Nah, it's an institutional problem; you'd solve it with slightly different rules about how schools are run. For instance, you could give principals more autonomy over hiring/firing teachers but make it harder to fire THEM, thereby reducing the ability of nitwit politicians to exert pressure to fire particular people. You could make more of the relevant intermediary jobs (like state superintendent) nonpartisan, and make being nonpartisan an explicit part of the job. You could add more transparency to hiring/firing decisions and leave it to the voters to punish politicians who do that sort of thing - if regular elections aren't enough disincentive, then add a petition-based recall process.

Or you could recognize that political sea changes at the local level don't happen often enough for this to be a significant problem, so we shouldn't worry about it until and unless it actually happens.
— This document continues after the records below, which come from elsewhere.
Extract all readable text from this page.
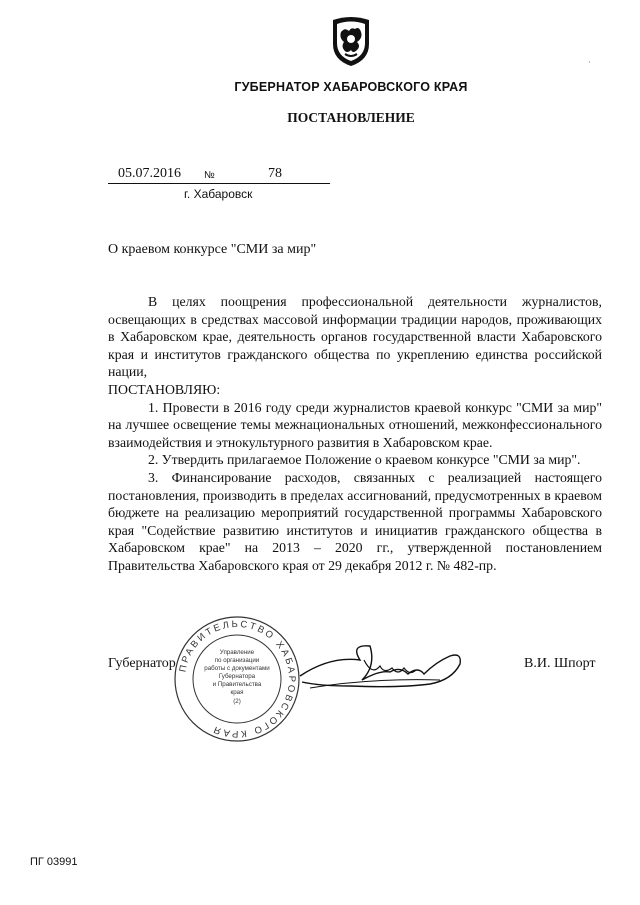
ГУБЕРНАТОР ХАБАРОВСКОГО КРАЯ
ПОСТАНОВЛЕНИЕ
05.07.2016 №	78
г. Хабаровск
О краевом конкурсе "СМИ за мир"

В целях поощрения профессиональной деятельности журналистов, освещающих в средствах массовой информации традиции народов, проживающих в Хабаровском крае, деятельность органов государственной власти Хабаровского края и институтов гражданского общества по укреплению единства российской нации,

ПОСТАНОВЛЯЮ:

1. Провести в 2016 году среди журналистов краевой конкурс "СМИ за мир" на лучшее освещение темы межнациональных отношений, межконфессионального взаимодействия и этнокультурного развития в Хабаровском крае.

2. Утвердить прилагаемое Положение о краевом конкурсе "СМИ за мир".

3. Финансирование расходов, связанных с реализацией настоящего постановления, производить в пределах ассигнований, предусмотренных в краевом бюджете на реализацию мероприятий государственной программы Хабаровского края "Содействие развитию институтов и инициатив гражданского общества в Хабаровском крае" на 2013 – 2020 гг., утвержденной постановлением Правительства Хабаровского края от 29 декабря 2012 г. № 482-пр.

Губернатор	В.И. Шпорт
ПРАВИТЕЛЬСТВО ХАБАРОВСКОГО КРАЯ
Управление
по организации
работы с документами
Губернатора
и Правительства
края
(2)
·
ПГ 03991
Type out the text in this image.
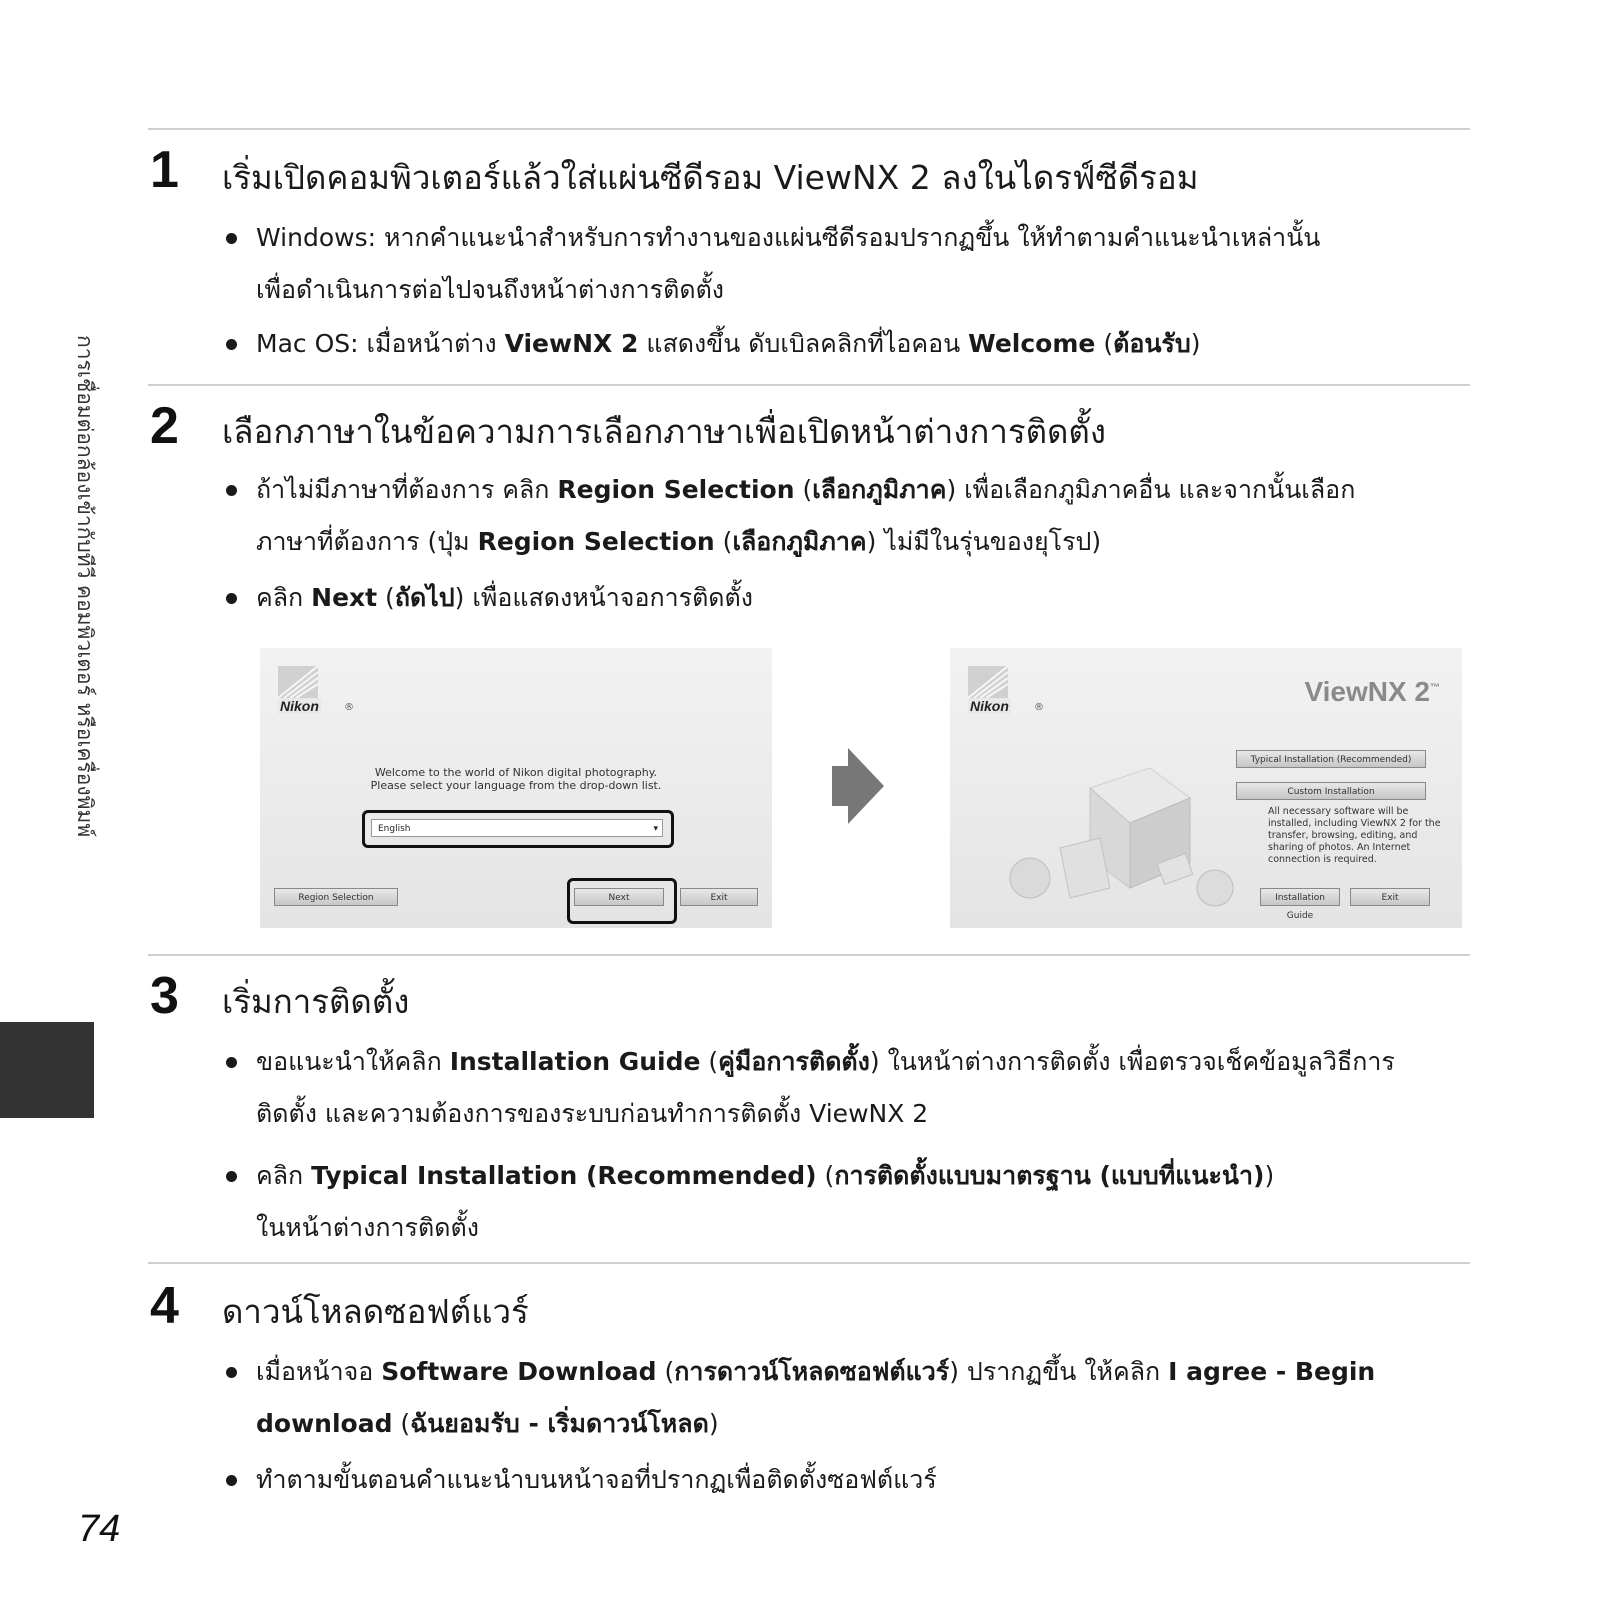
การเชื่อมต่อกล้องเข้ากับทีวี คอมพิวเตอร์ หรือเครื่องพิมพ์
1 เริ่มเปิดคอมพิวเตอร์แล้วใส่แผ่นซีดีรอม ViewNX 2 ลงในไดรฟ์ซีดีรอม
Windows: หากคำแนะนำสำหรับการทำงานของแผ่นซีดีรอมปรากฏขึ้น ให้ทำตามคำแนะนำเหล่านั้น
เพื่อดำเนินการต่อไปจนถึงหน้าต่างการติดตั้ง
Mac OS: เมื่อหน้าต่าง ViewNX 2 แสดงขึ้น ดับเบิลคลิกที่ไอคอน Welcome (ต้อนรับ)
2 เลือกภาษาในข้อความการเลือกภาษาเพื่อเปิดหน้าต่างการติดตั้ง
ถ้าไม่มีภาษาที่ต้องการ คลิก Region Selection (เลือกภูมิภาค) เพื่อเลือกภูมิภาคอื่น และจากนั้นเลือก
ภาษาที่ต้องการ (ปุ่ม Region Selection (เลือกภูมิภาค) ไม่มีในรุ่นของยุโรป)
คลิก Next (ถัดไป) เพื่อแสดงหน้าจอการติดตั้ง
Nikon	®
Welcome to the world of Nikon digital photography.
Please select your language from the drop-down list.
English	▾
Region Selection	Next	Exit
Nikon	®
ViewNX 2™
Typical Installation (Recommended)
Custom Installation
All necessary software will be installed, including ViewNX 2 for the transfer, browsing, editing, and sharing of photos. An Internet connection is required.
Installation Guide
Exit
3 เริ่มการติดตั้ง
ขอแนะนำให้คลิก Installation Guide (คู่มือการติดตั้ง) ในหน้าต่างการติดตั้ง เพื่อตรวจเช็คข้อมูลวิธีการ
ติดตั้ง และความต้องการของระบบก่อนทำการติดตั้ง ViewNX 2
คลิก Typical Installation (Recommended) (การติดตั้งแบบมาตรฐาน (แบบที่แนะนำ))
ในหน้าต่างการติดตั้ง
4 ดาวน์โหลดซอฟต์แวร์
เมื่อหน้าจอ Software Download (การดาวน์โหลดซอฟต์แวร์) ปรากฏขึ้น ให้คลิก I agree - Begin
download (ฉันยอมรับ - เริ่มดาวน์โหลด)
ทำตามขั้นตอนคำแนะนำบนหน้าจอที่ปรากฏเพื่อติดตั้งซอฟต์แวร์
74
Don't institute cures that are worse than the disease. (The fact that some district in Texas has this problem doesn't mean you need tenure everywhere in the country.)

Though the real solution is more student autonomy. Let parents decide which schools to send their kids to rather than arbitrarily assigning them to a specific one and the whole issue basically goes away. If parents don't like what's being taught to their kids, make it easy for them to go elsewhere or teach the kids at home and they don't NEED to get rid of bad teachers. (When people don't like what's served at a restaurant, they don't typically lobby to fire the cook, they just eat somewhere else! Because they CAN.)

Fundamentally, the purpose of a school system is to benefit the students, not the teachers. If you want to convince people tenure is a good idea, you need to make the case from that perspective - why it helps the students. Otherwise it just sounds like special pleading.